Follow these best practices when updating your semantic layer code, using the mf command as an example (replace mf with dbt sl if you're using dbt Cloud):

  • It's best practice any time we're updating our semantic layer code to run dbt parse if using dbt Cloud or dbt parse && mf validate-configs if using dbt Core, to validate your configs.
  • If everything passes, we can start querying this metric with mf query!
  • mf query is not how you would use the tool in production, that's handled by the dbt Cloud Semantic Layer's features. It's available for testing results of various metric queries in development, exactly as we're using it now.
  • Try mf query --metrics revenue --group-by metric_time__day and see a preview of the data come back.

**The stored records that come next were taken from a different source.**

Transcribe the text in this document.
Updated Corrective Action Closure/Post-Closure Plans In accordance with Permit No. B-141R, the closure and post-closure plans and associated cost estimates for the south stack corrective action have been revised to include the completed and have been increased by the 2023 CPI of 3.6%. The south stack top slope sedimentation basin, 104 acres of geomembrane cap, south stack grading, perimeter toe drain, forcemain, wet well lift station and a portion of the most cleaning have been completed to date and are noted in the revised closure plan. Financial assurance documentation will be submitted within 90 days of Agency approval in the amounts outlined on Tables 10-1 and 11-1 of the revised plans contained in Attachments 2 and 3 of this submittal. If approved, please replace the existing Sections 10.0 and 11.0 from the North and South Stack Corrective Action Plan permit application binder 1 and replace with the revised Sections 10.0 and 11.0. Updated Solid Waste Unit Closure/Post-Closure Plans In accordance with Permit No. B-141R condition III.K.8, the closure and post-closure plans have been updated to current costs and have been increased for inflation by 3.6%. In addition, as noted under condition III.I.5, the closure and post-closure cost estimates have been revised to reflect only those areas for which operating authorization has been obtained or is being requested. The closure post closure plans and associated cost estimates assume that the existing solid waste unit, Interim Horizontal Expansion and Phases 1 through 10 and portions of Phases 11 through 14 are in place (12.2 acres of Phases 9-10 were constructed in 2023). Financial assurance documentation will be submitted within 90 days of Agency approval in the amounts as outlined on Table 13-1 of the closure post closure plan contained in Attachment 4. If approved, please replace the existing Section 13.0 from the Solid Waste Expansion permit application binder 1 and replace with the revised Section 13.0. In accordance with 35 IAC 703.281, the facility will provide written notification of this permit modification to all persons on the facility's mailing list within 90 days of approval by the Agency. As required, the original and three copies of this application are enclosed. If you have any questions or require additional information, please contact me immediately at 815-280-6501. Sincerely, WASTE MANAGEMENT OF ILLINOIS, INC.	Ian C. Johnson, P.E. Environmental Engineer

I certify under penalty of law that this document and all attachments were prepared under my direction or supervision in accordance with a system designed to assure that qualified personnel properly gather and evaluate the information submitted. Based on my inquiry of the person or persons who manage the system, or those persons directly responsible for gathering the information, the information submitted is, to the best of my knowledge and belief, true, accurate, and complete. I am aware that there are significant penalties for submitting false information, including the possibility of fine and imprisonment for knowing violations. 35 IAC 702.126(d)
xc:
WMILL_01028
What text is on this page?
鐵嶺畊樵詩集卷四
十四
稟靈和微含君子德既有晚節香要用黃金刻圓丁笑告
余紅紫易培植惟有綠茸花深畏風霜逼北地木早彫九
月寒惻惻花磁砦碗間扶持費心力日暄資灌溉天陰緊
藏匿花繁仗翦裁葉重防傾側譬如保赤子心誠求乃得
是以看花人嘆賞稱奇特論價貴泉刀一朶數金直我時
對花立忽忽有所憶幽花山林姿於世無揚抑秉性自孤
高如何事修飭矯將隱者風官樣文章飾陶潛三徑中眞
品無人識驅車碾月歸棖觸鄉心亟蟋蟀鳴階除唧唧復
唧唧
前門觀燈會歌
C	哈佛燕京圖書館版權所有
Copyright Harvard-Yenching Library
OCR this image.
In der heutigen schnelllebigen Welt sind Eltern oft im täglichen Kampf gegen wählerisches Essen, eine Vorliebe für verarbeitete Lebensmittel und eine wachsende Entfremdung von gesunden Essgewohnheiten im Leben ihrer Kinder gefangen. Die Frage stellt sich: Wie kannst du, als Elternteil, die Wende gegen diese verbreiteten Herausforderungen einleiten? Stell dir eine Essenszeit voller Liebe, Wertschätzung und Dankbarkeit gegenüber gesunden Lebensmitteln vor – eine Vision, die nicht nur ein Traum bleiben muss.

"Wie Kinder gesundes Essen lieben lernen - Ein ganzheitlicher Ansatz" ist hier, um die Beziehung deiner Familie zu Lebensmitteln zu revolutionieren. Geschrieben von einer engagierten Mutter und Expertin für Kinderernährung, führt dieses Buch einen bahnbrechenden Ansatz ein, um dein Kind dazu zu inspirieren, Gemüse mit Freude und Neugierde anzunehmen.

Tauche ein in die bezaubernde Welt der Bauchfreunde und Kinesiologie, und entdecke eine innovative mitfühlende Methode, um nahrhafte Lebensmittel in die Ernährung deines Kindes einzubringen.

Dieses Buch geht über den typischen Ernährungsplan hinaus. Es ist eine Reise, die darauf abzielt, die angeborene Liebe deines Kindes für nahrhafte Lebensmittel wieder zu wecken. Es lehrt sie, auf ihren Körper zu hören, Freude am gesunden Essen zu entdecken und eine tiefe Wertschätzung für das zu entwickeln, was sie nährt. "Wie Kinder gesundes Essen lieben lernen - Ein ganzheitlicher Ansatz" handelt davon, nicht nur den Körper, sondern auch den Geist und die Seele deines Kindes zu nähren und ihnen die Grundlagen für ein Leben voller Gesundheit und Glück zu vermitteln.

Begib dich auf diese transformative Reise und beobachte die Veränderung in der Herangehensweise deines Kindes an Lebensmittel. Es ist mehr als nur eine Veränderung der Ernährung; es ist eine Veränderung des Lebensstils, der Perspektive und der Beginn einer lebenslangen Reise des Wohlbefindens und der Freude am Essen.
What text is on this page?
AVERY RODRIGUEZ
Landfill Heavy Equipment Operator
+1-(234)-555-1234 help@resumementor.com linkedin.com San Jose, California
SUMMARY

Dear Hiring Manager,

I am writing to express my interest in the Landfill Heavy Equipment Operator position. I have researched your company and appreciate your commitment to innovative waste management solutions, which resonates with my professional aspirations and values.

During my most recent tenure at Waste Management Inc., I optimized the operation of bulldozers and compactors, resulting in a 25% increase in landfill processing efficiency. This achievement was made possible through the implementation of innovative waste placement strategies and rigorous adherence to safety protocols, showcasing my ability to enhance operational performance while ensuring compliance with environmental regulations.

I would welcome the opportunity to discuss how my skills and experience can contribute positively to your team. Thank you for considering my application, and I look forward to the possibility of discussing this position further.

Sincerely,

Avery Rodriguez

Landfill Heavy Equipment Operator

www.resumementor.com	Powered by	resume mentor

  • Note the structure of the above query. We select the metric(s) we want and the dimensions to group them by — we use dunders (double underscores e.g.metric_time__[time bucket]) to designate time dimensions or other non-unique dimensions that need a specified entity path to resolve (e.g. if you have an orders location dimension and an employee location dimension both named 'location' you would need dunders to specify orders__location or employee__location).